Même si, la privatisation par essence traduit l’expansion et le triomphe des théories néolibérales, consacré au sein des institutions financières internationales. Et que celle-ci marque l’aboutissement d’un long processus de mise en œuvre des politiques néolibérales, à travers le cycle des programmes d’ajustement structurel ouvert à partir du milieu des années 1980. Il n’en demeure pas moins qu’elle caractérise la prédation économique de la famille Bongo, en chef de file Ali Bongo Ondimba, sur l’ensemble des richesses nationales.

Alors que la constitution gabonaise en son article 14 stipule que « les fonctions du président de la République sont incompatibles avec l’exercice de toute […] activité à caractère lucratif ». Or, depuis qu’Ali Bongo est porté à la magistrature suprême en 2009, il est désormais au cœur de l’activité économique de Delta synergie dont les parts d’actions sont portées à plus de 30 %. Faisant de lui et sa sœur Pascaline Mferri Ondimba, les deux principaux héritiers de l’œuvre d’Omar Bongo Ondimba.
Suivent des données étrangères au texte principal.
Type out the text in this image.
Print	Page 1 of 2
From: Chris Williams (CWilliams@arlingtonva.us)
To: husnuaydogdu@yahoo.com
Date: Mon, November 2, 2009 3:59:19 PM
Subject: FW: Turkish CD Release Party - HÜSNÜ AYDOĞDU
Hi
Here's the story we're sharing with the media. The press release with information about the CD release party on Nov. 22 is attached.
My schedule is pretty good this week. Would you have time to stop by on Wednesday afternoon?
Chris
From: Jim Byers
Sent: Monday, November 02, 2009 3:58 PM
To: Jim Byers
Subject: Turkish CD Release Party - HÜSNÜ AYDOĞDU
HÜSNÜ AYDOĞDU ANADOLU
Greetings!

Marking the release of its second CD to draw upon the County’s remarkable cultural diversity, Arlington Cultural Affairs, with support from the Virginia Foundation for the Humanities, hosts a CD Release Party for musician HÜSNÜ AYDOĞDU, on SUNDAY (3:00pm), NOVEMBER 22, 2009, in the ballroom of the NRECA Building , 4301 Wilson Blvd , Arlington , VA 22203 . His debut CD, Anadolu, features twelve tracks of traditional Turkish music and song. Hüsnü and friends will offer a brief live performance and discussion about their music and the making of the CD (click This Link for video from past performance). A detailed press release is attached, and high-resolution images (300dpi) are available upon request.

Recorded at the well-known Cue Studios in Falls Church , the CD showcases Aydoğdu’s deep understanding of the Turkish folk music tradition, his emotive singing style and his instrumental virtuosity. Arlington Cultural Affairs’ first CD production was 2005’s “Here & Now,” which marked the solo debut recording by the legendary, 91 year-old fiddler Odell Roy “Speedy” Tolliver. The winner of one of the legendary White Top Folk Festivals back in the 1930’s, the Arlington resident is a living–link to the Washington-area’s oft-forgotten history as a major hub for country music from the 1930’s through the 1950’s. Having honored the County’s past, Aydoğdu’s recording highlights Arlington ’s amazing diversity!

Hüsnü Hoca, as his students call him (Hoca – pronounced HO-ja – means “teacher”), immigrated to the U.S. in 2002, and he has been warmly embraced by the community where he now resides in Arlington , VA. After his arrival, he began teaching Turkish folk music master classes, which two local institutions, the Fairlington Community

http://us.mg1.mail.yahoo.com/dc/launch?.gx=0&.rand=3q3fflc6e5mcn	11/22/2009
Cela dit, la prédation farouchement orchestrée par la famille Bongo au travers de la holding Delta Synergie représente la plus grande mafia économique que la Françafrique n’a jamais connue. Grâce à cette manœuvre d’enrichissement illicite, une poignée de membres du clan au pouvoir, au premier rang l’actuel président gabonais Ali Bongo, tirent des bénéfices personnels de toute l’activité économique du pays.